Laut einer Pressemitteilung der Universität Kassel vom 04.01.2022 mit dem Titel So wird der digitale Unterricht datenschutzkonform wollen Wissenschaftlerinnen und Wissenschaftler im Rahmen des Projektes DIRECTIONS (Data Protection Certification for Educational Information Systems) Kriterien und Verfahren für eine datenschutzrechtliche Zertifizierung von Lernplattformen entwickeln. Das Projekt wird mit knapp 6,5 Mio. Euro vom Bundesministerium für Bildung und Forschung (BMBF) gefördert. Neben der Universität sind das Karlsruher Institut für Technologie (KIT, Federführung) und die datenschutz cert GmbH am Projekt beteiligt. Da sich Zertifizierungen bereits als Mittel zur Überprüfung von Cloud-Diensten bewährt haben, geht man im Forschungsprojekt davon aus, dass die nun in der Entwicklung befindliche DIRECTIONS-Zertifizierung einen rechtssicheren Nachweis der DS-GVO Konformität für Lernplattformen ermöglichen wird. Sie wäre damit die erste Zertifizierung dieser Art im Bildungssektor. An der Universität Kassel wird man im Rahmen eines Teilprojektes einen Kriterienkatalog aus den datenschutzrechtlichen Anforderungen an Lernplattformen entwickeln sowie ein Bewertungsschema. Zum Kriterienkatalog gehören außerdem technische und organisatorische Maßnahmen, mit welchen ein Anbieter die Sicherheit der Verarbeitung sicherstellt aber auch formale Kriterien wie die Benennung eines Datenschutzbeauftragten. Ziel des Projektes ist eine unabhängige und akkreditierte Zertifizierungsstelle, die anhand eines Zertifizierungskriterienkatalogs überprüft, ob eine Plattform die dort gemachten Vorgaben erfüllt. Erfolgreiche Zertifizierungen werden mit einem Gütesiegel belohnt.
Bewertung
Nachdem von verschiedenen Seiten der Ruf laut geworden ist, Schulen Whitelists mit datenschutzrechtlich unbedenklichen Apps und Online-Plattformen zur Verfügung zu stellen, tut sich etwas. Die Liste des Thüringer Datenschutzbeauftragten war ein erster Aufschlag. In Berlin hat man sich per Änderung im Schulgesetz verpflichtet, Schulen „regelmäßig eine Auswahl für die an Schulen in Betracht kommenden digitalen Lehr- und Lernmitteln“ festzulegen, die „aus Datenschutzsicht unbedenklich eingesetzt werden können.“. Auch die LDI NRW hält die Idee für sinnvoll. In der Antwort zu einer kleinen Anfrage signalisiert die Landesregierung ihre Zustimmung zu der Idee, eine bundesweite Zertifizierungsstelle für Anbieter von Lernsoftware einzurichten, und im Koalitionsvertrag der neuen Bundesregierung wurde der Wille bekundet Bemühungen zur Erstellung von Positivlisten datenschutzkonformer, digitaler Lehr- und Lernmittel zu unterstützen. Es ist sicher kein Zufall, dass man an der Universität Kassel jetzt diesen Gedanken aufgreift und mit finanzieller Förderung durch den Bund die Voraussetzungen für die Einrichtung einer Zertifzierungsstelle schafft.

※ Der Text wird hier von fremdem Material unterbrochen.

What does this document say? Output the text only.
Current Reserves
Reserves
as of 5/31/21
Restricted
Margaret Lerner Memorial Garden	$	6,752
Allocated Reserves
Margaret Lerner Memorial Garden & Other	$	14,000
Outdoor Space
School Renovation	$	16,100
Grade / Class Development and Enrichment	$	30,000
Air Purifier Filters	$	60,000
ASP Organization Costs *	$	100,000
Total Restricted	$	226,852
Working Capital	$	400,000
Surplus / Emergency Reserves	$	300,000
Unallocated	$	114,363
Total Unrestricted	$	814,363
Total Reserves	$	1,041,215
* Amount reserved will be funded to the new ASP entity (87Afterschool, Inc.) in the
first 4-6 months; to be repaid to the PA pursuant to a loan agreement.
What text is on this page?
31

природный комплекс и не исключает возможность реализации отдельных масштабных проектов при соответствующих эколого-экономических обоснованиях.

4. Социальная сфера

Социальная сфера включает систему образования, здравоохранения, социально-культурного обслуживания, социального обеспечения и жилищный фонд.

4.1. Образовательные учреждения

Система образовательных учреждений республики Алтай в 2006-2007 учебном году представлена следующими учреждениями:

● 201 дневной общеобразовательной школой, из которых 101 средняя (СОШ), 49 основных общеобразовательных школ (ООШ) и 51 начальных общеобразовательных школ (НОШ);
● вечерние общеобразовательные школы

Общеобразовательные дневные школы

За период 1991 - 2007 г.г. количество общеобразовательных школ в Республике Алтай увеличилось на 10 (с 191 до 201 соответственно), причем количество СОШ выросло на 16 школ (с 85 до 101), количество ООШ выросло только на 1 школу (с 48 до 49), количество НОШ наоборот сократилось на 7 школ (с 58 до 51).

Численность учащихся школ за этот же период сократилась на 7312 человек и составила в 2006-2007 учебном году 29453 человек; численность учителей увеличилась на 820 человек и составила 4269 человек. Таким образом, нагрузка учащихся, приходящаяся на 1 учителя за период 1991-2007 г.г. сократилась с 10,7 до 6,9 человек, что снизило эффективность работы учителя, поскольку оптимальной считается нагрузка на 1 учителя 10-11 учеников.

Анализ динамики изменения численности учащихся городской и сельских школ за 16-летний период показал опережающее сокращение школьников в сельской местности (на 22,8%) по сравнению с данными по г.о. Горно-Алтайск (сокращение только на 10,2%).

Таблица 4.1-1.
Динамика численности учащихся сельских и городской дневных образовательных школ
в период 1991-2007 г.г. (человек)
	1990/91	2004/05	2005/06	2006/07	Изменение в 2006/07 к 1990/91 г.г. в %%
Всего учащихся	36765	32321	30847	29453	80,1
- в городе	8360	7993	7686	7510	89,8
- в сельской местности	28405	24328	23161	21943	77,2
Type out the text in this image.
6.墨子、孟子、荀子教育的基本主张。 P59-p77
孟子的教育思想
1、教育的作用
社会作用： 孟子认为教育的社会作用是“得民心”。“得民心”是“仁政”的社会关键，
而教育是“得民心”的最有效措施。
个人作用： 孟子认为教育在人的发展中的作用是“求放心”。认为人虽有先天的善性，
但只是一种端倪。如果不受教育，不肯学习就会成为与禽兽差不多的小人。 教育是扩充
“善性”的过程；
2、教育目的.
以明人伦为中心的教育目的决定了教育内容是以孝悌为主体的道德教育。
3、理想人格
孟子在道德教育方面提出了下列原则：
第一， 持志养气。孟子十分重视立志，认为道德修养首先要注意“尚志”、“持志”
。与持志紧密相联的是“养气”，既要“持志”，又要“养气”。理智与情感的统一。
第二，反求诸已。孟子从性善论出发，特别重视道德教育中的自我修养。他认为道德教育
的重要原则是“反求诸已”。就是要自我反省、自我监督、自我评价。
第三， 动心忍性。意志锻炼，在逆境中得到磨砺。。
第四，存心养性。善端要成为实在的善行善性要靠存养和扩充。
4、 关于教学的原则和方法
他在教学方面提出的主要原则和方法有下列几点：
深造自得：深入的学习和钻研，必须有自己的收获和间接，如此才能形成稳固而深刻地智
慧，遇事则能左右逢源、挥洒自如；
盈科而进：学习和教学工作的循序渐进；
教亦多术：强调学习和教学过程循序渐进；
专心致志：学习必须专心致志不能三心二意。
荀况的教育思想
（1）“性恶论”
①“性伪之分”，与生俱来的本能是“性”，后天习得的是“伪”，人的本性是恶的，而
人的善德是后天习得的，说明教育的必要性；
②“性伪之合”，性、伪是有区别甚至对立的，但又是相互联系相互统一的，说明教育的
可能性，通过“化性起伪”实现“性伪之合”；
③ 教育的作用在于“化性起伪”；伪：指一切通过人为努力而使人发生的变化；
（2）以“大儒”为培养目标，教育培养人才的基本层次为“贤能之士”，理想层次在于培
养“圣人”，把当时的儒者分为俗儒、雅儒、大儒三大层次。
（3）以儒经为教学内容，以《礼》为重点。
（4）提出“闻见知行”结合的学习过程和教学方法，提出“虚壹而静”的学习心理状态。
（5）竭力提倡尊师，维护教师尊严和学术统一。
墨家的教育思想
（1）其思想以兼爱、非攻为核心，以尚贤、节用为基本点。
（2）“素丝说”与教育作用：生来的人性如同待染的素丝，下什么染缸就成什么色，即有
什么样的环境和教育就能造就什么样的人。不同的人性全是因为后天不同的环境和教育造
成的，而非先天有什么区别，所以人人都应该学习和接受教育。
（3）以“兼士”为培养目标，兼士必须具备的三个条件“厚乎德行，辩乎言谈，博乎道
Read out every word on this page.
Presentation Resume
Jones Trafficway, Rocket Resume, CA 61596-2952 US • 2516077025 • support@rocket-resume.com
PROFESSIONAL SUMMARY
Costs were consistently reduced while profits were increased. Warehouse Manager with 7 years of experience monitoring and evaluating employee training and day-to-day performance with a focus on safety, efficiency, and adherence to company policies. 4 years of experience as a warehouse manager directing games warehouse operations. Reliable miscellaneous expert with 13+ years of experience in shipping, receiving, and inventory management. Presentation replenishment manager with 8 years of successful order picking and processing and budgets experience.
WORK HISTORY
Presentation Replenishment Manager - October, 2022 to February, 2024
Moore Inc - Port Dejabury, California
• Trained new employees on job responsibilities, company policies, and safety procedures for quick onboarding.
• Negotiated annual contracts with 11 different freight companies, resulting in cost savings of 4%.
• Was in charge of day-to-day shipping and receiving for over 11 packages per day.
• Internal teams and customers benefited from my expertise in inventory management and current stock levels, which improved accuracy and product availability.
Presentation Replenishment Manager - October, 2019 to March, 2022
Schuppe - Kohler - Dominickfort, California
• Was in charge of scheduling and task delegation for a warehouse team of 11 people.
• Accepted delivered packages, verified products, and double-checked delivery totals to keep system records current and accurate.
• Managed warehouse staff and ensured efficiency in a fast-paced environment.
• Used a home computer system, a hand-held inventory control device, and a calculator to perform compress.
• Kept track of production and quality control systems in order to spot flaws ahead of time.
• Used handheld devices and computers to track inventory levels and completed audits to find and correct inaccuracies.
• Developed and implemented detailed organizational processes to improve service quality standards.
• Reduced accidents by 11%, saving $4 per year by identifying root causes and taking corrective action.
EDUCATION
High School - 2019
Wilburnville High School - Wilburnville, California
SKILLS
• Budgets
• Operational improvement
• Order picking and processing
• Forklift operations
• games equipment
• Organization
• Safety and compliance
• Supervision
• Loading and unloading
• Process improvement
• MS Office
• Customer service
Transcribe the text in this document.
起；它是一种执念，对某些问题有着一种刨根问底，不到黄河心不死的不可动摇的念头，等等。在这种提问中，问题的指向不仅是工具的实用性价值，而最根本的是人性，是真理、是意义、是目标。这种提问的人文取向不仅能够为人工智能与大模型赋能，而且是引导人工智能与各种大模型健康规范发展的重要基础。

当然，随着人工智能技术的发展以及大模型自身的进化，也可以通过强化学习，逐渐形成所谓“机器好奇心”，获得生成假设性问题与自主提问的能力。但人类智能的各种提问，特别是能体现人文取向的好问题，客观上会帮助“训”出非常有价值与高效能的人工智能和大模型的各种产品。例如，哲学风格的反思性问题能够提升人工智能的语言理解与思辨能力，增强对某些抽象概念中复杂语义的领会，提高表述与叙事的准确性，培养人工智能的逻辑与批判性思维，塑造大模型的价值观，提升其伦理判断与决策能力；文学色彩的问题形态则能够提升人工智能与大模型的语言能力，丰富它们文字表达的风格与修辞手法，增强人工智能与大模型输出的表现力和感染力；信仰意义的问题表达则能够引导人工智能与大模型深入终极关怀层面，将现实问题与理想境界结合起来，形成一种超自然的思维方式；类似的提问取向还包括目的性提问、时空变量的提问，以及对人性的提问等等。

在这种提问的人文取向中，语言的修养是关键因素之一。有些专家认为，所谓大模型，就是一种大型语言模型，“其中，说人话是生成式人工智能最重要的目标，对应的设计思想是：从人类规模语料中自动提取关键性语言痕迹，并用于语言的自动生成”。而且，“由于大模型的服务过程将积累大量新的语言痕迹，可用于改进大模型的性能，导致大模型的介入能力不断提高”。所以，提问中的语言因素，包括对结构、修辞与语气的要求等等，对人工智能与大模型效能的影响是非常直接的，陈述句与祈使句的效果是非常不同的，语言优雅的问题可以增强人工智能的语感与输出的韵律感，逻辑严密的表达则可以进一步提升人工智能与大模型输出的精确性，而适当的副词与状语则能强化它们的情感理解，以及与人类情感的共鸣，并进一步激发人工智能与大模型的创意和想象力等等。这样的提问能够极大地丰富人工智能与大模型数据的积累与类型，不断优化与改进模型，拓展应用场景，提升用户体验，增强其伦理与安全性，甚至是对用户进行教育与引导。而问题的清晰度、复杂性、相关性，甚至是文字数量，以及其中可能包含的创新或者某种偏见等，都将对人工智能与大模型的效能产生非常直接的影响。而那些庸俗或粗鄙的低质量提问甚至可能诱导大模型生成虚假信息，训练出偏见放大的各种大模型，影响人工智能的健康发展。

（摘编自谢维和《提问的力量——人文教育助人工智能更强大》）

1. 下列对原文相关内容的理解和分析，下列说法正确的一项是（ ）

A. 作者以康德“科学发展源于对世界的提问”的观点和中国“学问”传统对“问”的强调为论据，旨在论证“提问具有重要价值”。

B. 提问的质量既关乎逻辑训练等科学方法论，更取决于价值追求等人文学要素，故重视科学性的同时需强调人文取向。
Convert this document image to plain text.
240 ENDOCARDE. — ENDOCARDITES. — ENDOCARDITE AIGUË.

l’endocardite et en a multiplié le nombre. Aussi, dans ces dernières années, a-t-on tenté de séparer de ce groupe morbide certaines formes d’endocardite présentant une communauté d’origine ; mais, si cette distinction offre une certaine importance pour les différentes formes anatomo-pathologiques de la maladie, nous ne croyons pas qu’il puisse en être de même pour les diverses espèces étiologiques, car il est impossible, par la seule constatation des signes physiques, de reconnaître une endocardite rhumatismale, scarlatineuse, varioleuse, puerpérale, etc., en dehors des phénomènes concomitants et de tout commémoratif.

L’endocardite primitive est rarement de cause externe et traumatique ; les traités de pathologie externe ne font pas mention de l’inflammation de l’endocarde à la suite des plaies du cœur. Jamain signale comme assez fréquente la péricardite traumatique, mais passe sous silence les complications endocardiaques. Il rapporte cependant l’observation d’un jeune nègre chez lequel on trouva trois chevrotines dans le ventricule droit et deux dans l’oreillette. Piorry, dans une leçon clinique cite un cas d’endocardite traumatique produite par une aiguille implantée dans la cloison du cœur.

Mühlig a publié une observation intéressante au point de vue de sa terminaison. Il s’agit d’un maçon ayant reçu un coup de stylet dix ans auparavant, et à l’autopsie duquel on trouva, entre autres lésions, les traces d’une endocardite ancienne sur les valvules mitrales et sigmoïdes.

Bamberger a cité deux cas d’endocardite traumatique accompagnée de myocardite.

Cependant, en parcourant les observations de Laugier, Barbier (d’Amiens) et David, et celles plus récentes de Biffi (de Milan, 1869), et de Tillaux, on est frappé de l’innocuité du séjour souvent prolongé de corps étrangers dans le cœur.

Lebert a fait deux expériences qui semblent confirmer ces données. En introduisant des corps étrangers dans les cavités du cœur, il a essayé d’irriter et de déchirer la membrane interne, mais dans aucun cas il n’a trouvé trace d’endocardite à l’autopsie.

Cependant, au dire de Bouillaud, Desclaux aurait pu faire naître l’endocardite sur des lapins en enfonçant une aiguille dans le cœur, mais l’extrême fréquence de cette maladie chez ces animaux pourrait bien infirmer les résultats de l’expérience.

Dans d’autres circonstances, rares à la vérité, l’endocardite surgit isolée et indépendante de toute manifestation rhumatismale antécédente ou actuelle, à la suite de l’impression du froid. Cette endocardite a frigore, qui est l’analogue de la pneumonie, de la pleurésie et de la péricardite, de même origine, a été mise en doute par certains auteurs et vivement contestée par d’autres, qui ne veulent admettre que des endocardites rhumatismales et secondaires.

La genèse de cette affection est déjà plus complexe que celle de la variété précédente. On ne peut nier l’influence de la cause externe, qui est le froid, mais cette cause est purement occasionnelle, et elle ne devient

Abzuwarten bleibt bei dem Projekt zum Einen, wann das Forschungsprojekt abgeschlossen sein und eine Zertifizierungsstelle eingerichtet ist und ihren Betrieb aufnehmen wird, und zum Anderen, wie die Finanzierung der Zertifizierung ablaufen wird. Es ist zu erwarten, dass die Anbieter die Zertifizierung beauftragen und bezahlen. Vergleichbare Zertifizierungen etwa von Cloud-Diensten ziehen leicht Kosten im vier- bis fünfstelligen Bereich nach sich. Große Anbieter von Lernplattformen und Apps werden diese Kosten leicht aufbringen. Was aber ist mit kleinen Start-ups? Werden diese dann aus dem Markt gedrängt oder haben erst gar keine Chance sich dort zu etablieren, da sie die Kosten für eine Zertifizierung nicht aufbringen können? Wenn dem so wäre, wäre dieses schlecht, denn viele neue und innovative Ideen für Plattformen für eine schulische Nutzung kommen gerade nicht von den bereits etablierten Anbietern.